Like a stand-up comedian, Twain played this character in banquet halls and on stage during lectures. He also played it before the salons of Gilded Age robber barons like John D. Rockefeller and Andrew Carnegie. But privately, his sympathies lay more with the exploited masses.

A Connecticut Yankee came at a particular high point of Twain’s political zeal, buoyed by his faith in the then-ascendant Knights of Labor, which he greatly admired. In 1886, he read a speech titled “The New Dynasty” to the Monday Evening Club of Harford, Maryland. In it, Twain extolled the Knights’ commitment to fair treatment of all workers, regardless of race or gender. He also said:

When all the bricklayers, and all the machinists, and all the miners, and blacksmiths, and printers, and hod-carriers, and stevedores, and house painters, and brakemen, and engineers . . . and factory hands, and all the shopgirls, and all the sewing machine women, and all the telegraph operators, in a word, all the myriads of toilers in whom is slumbering the reality of that thing which you call Power . . . when these rise, call the vast spectacle by any deluding name that will please your ear, but the fact remains that a Nation has risen.

“Twain’s leftist tendencies got papered over in the interwar period,” Seybold said, “particularly in the Cold War period. But they’re very evident throughout the most famous portion of his life.”

Illustration from a nineteenth century edition of A Connecticut Yankee in King Arthur’s Court. (Project Gutenberg)

Seybold observed that parts of Twain’s massive catalog can be selected to support all kinds of opinions, and that he was cautious to never strongly endorse revolutionary movements that sometimes made targets out of his friends. Still, “Capitalism was churning people out wherever he went,” Seybold said. “It was happening in the plantation South, and in the mining communities out West. He was witnessing people get chewed up knowing that their labor created these enormous fortunes.”

Back east, at the height of his fame, Twain witnessed the runaway results of that wealth extraction, and the order of power that kept working people gullible and disorganized.

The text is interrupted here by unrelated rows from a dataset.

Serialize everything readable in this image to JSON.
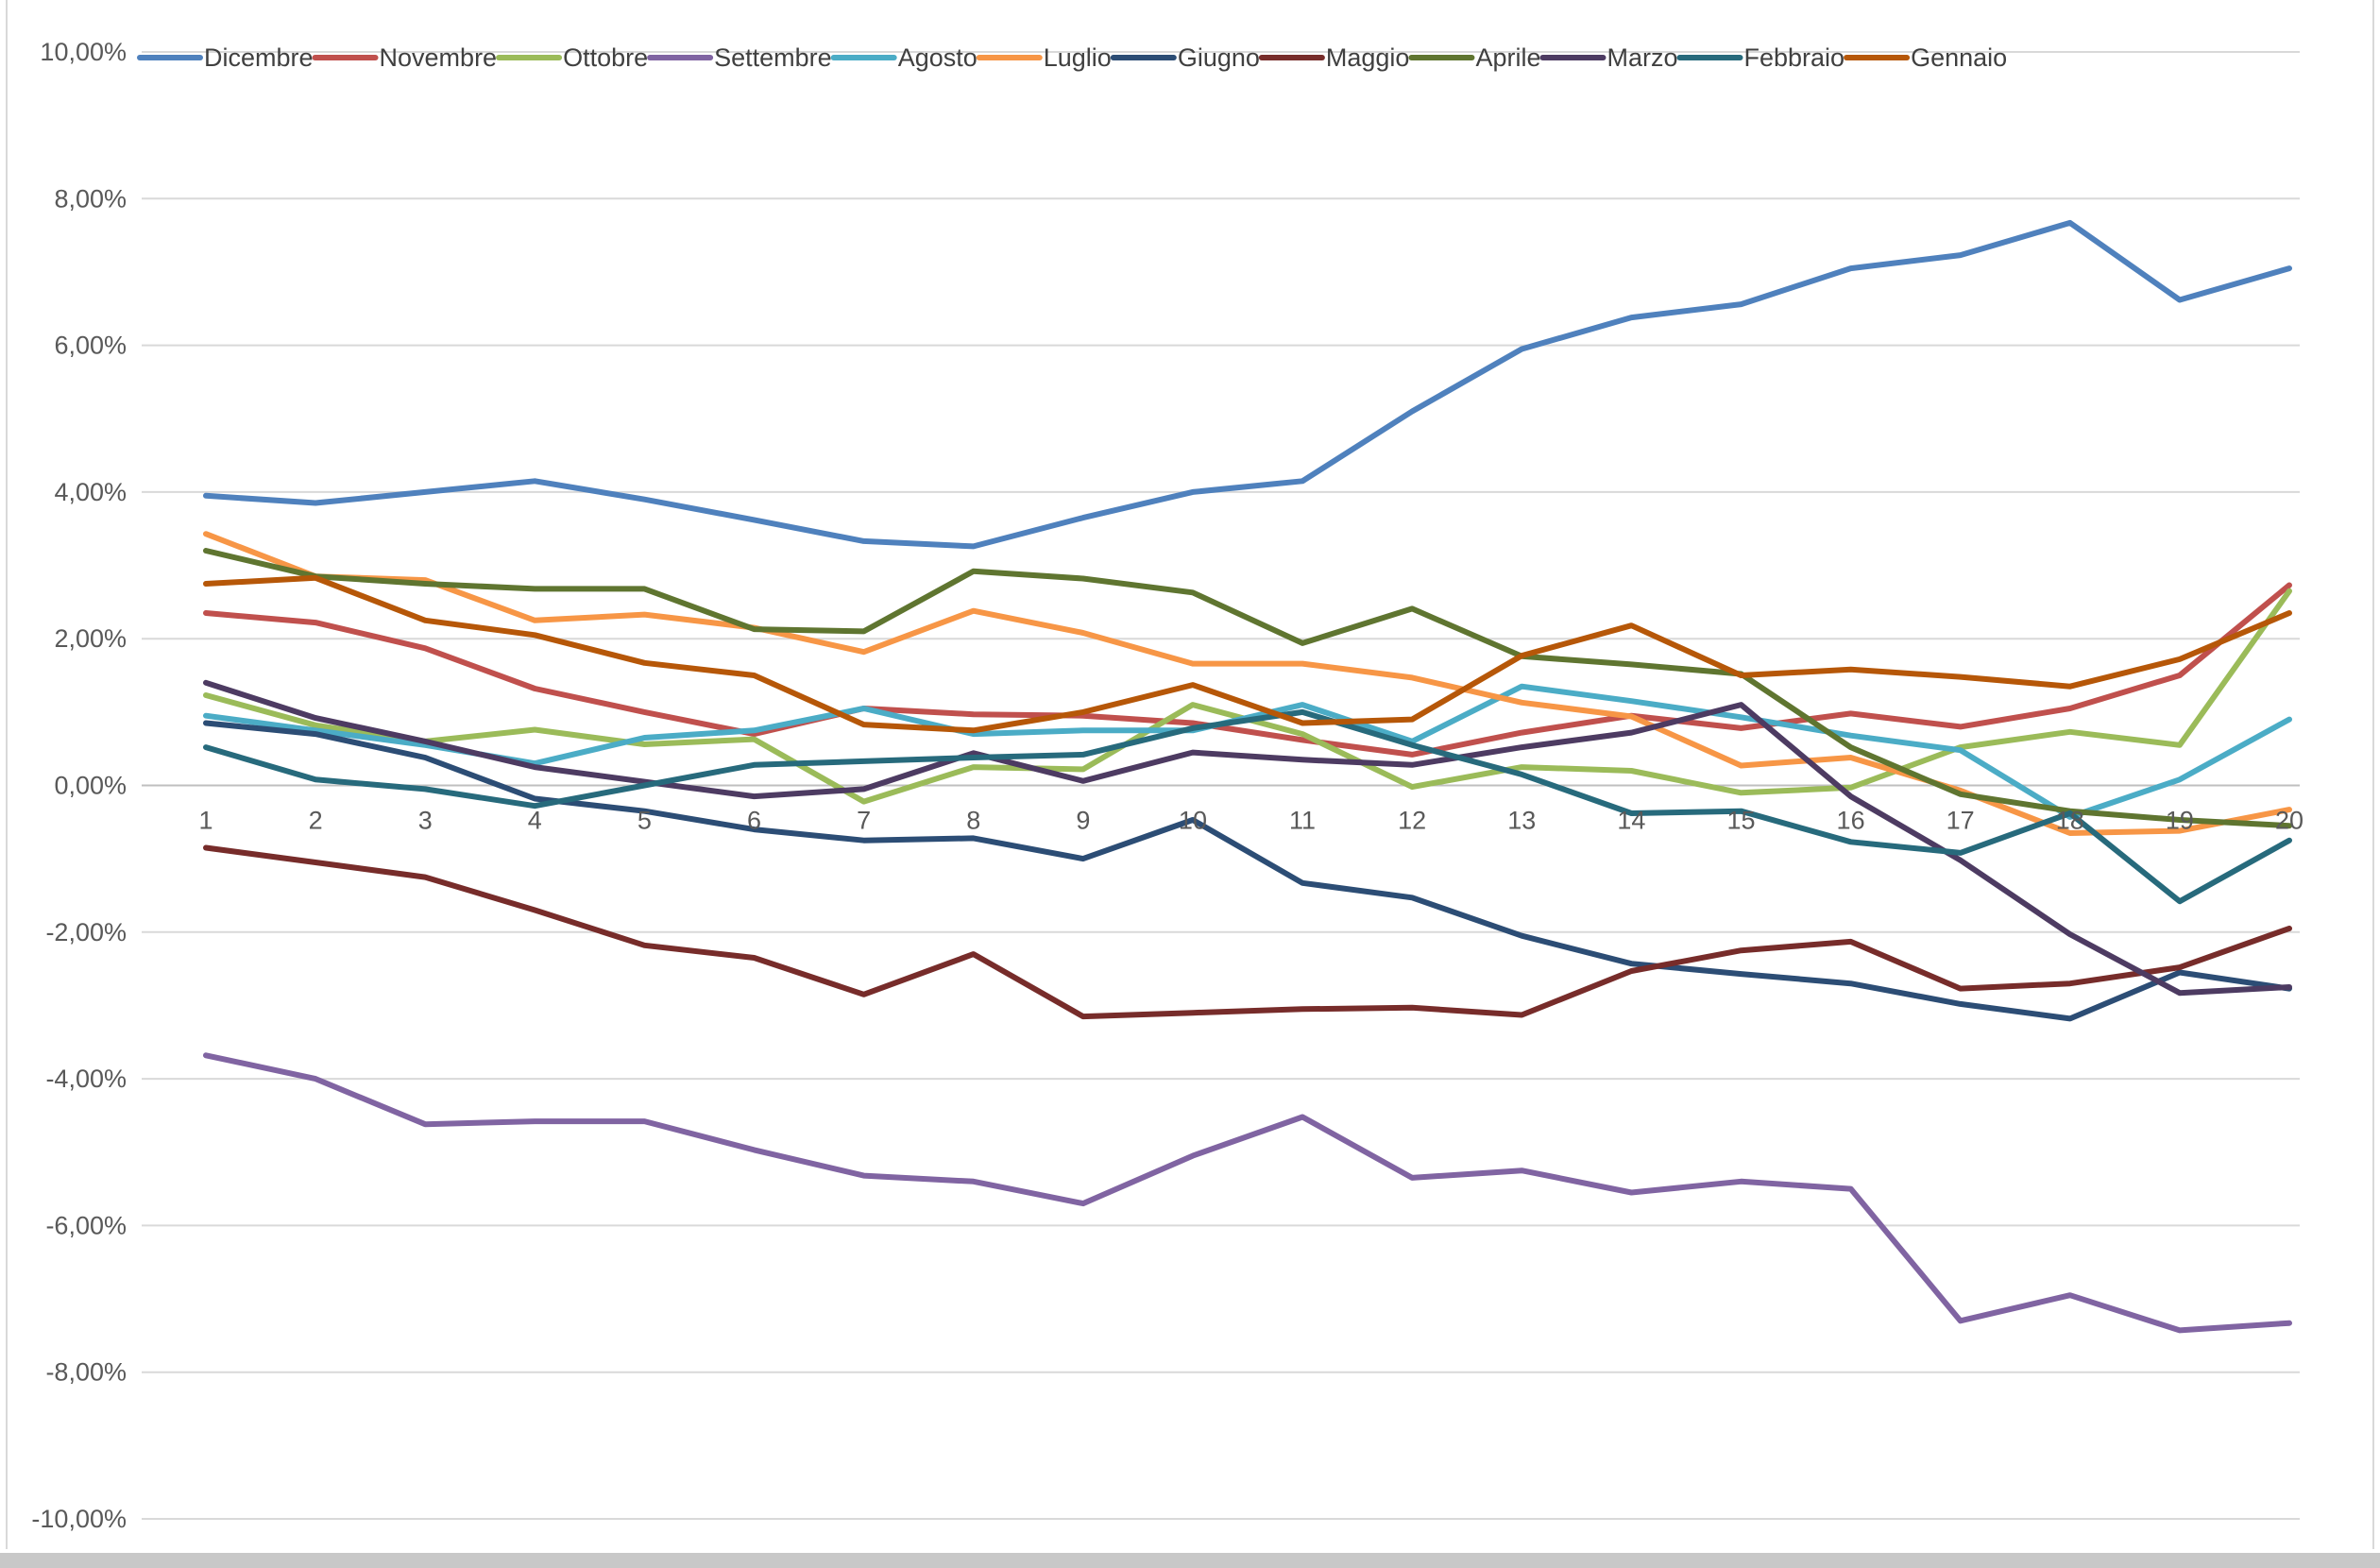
{
  "chart_data": {
    "type": "line",
    "title": "",
    "xlabel": "",
    "ylabel": "",
    "x": [
      1,
      2,
      3,
      4,
      5,
      6,
      7,
      8,
      9,
      10,
      11,
      12,
      13,
      14,
      15,
      16,
      17,
      18,
      19,
      20
    ],
    "ylim": [
      -10,
      10
    ],
    "yticks": [
      {
        "value": 10,
        "label": "10,00%"
      },
      {
        "value": 8,
        "label": "8,00%"
      },
      {
        "value": 6,
        "label": "6,00%"
      },
      {
        "value": 4,
        "label": "4,00%"
      },
      {
        "value": 2,
        "label": "2,00%"
      },
      {
        "value": 0,
        "label": "0,00%"
      },
      {
        "value": -2,
        "label": "-2,00%"
      },
      {
        "value": -4,
        "label": "-4,00%"
      },
      {
        "value": -6,
        "label": "-6,00%"
      },
      {
        "value": -8,
        "label": "-8,00%"
      },
      {
        "value": -10,
        "label": "-10,00%"
      }
    ],
    "grid": true,
    "legend_position": "top",
    "series": [
      {
        "name": "Dicembre",
        "color": "#4F81BD",
        "values": [
          3.95,
          3.85,
          4.0,
          4.15,
          3.9,
          3.62,
          3.33,
          3.26,
          3.65,
          4.0,
          4.15,
          5.1,
          5.95,
          6.38,
          6.56,
          7.05,
          7.23,
          7.67,
          6.62,
          7.05
        ]
      },
      {
        "name": "Novembre",
        "color": "#C0504D",
        "values": [
          2.35,
          2.22,
          1.87,
          1.32,
          1.0,
          0.7,
          1.05,
          0.97,
          0.95,
          0.85,
          0.62,
          0.42,
          0.72,
          0.95,
          0.78,
          0.98,
          0.8,
          1.05,
          1.5,
          2.73
        ]
      },
      {
        "name": "Ottobre",
        "color": "#9BBB59",
        "values": [
          1.23,
          0.82,
          0.6,
          0.76,
          0.56,
          0.63,
          -0.22,
          0.25,
          0.22,
          1.1,
          0.7,
          -0.02,
          0.25,
          0.2,
          -0.1,
          -0.03,
          0.52,
          0.73,
          0.55,
          2.65
        ]
      },
      {
        "name": "Settembre",
        "color": "#8064A2",
        "values": [
          -3.68,
          -4.0,
          -4.62,
          -4.58,
          -4.58,
          -4.97,
          -5.32,
          -5.4,
          -5.7,
          -5.05,
          -4.52,
          -5.35,
          -5.25,
          -5.55,
          -5.4,
          -5.5,
          -7.3,
          -6.95,
          -7.43,
          -7.33
        ]
      },
      {
        "name": "Agosto",
        "color": "#4BACC6",
        "values": [
          0.95,
          0.75,
          0.55,
          0.3,
          0.65,
          0.75,
          1.05,
          0.7,
          0.75,
          0.75,
          1.1,
          0.6,
          1.35,
          1.15,
          0.93,
          0.68,
          0.48,
          -0.43,
          0.08,
          0.9
        ]
      },
      {
        "name": "Luglio",
        "color": "#F79646",
        "values": [
          3.43,
          2.85,
          2.8,
          2.25,
          2.33,
          2.15,
          1.82,
          2.38,
          2.08,
          1.66,
          1.66,
          1.47,
          1.13,
          0.94,
          0.27,
          0.38,
          -0.07,
          -0.65,
          -0.62,
          -0.33
        ]
      },
      {
        "name": "Giugno",
        "color": "#2C4D75",
        "values": [
          0.85,
          0.7,
          0.38,
          -0.18,
          -0.35,
          -0.6,
          -0.75,
          -0.72,
          -1.0,
          -0.47,
          -1.33,
          -1.53,
          -2.05,
          -2.43,
          -2.57,
          -2.7,
          -2.98,
          -3.18,
          -2.55,
          -2.77
        ]
      },
      {
        "name": "Maggio",
        "color": "#772C2A",
        "values": [
          -0.85,
          -1.05,
          -1.25,
          -1.7,
          -2.18,
          -2.35,
          -2.85,
          -2.3,
          -3.15,
          -3.1,
          -3.05,
          -3.03,
          -3.13,
          -2.53,
          -2.25,
          -2.13,
          -2.77,
          -2.7,
          -2.48,
          -1.95
        ]
      },
      {
        "name": "Aprile",
        "color": "#5F7530",
        "values": [
          3.2,
          2.85,
          2.75,
          2.68,
          2.68,
          2.13,
          2.1,
          2.92,
          2.82,
          2.63,
          1.94,
          2.41,
          1.76,
          1.65,
          1.52,
          0.52,
          -0.12,
          -0.35,
          -0.47,
          -0.55
        ]
      },
      {
        "name": "Marzo",
        "color": "#4D3B62",
        "values": [
          1.4,
          0.92,
          0.6,
          0.25,
          0.05,
          -0.15,
          -0.05,
          0.44,
          0.06,
          0.45,
          0.35,
          0.28,
          0.52,
          0.72,
          1.1,
          -0.15,
          -1.02,
          -2.03,
          -2.83,
          -2.75
        ]
      },
      {
        "name": "Febbraio",
        "color": "#276A7C",
        "values": [
          0.52,
          0.08,
          -0.05,
          -0.28,
          0.0,
          0.28,
          0.33,
          0.38,
          0.42,
          0.78,
          1.0,
          0.55,
          0.15,
          -0.38,
          -0.35,
          -0.77,
          -0.92,
          -0.38,
          -1.58,
          -0.75
        ]
      },
      {
        "name": "Gennaio",
        "color": "#B65708",
        "values": [
          2.75,
          2.83,
          2.25,
          2.05,
          1.67,
          1.5,
          0.83,
          0.75,
          1.0,
          1.37,
          0.85,
          0.9,
          1.77,
          2.18,
          1.5,
          1.58,
          1.48,
          1.35,
          1.72,
          2.35
        ]
      }
    ]
  }
}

Somebody Else’s Revolution

Creatively, A Connecticut Yankee strikes out as a new kind of American science fiction to rival Jules Verne and H. G. Wells. Politically, scholars point to it as a transitionary document between the steam-powered Gilded Age and the new technological democratism of the Progressive Era.

In the Soviet Union, as Seybold documents, Twain became one of the most famous writers outside the USSR. “His work captured the hypocrisy of capitalism, and gave voice to anti-imperialist notions,” Seybold said. The USSR produced film versions of Huckleberry Finn starring expatriated black US citizens in a scathing critique of American slavery and the limits of emancipation.

Twain is best described as a left-liberal. “While he absolutely lionized the impulses of labor unions,” Seybold said, “and forms of collectivity and organization, he didn’t seem to have a lot of hope for their long-term success.” Seybold continues, “I see no evidence that Twain had any capacity for organization himself. He was very much a lone wolf figure. He might express some sympathy with collectivity, but he didn’t get very involved himself. And certainly, wouldn’t get involved in some way that would put some burden on him.”

To that end, The Boss in A Connecticut Yankee appears to speak in Twain’s own voice:

No people in the world ever did achieve their freedom by goody-goody talk and moral suasion: it being an immutable law that all revolutions that will succeed must begin in blood, whatever may answer afterward. If history teaches anything, it teaches that. What this folk needed then, was a Reign of Terror and a guillotine and I was the wrong man for them.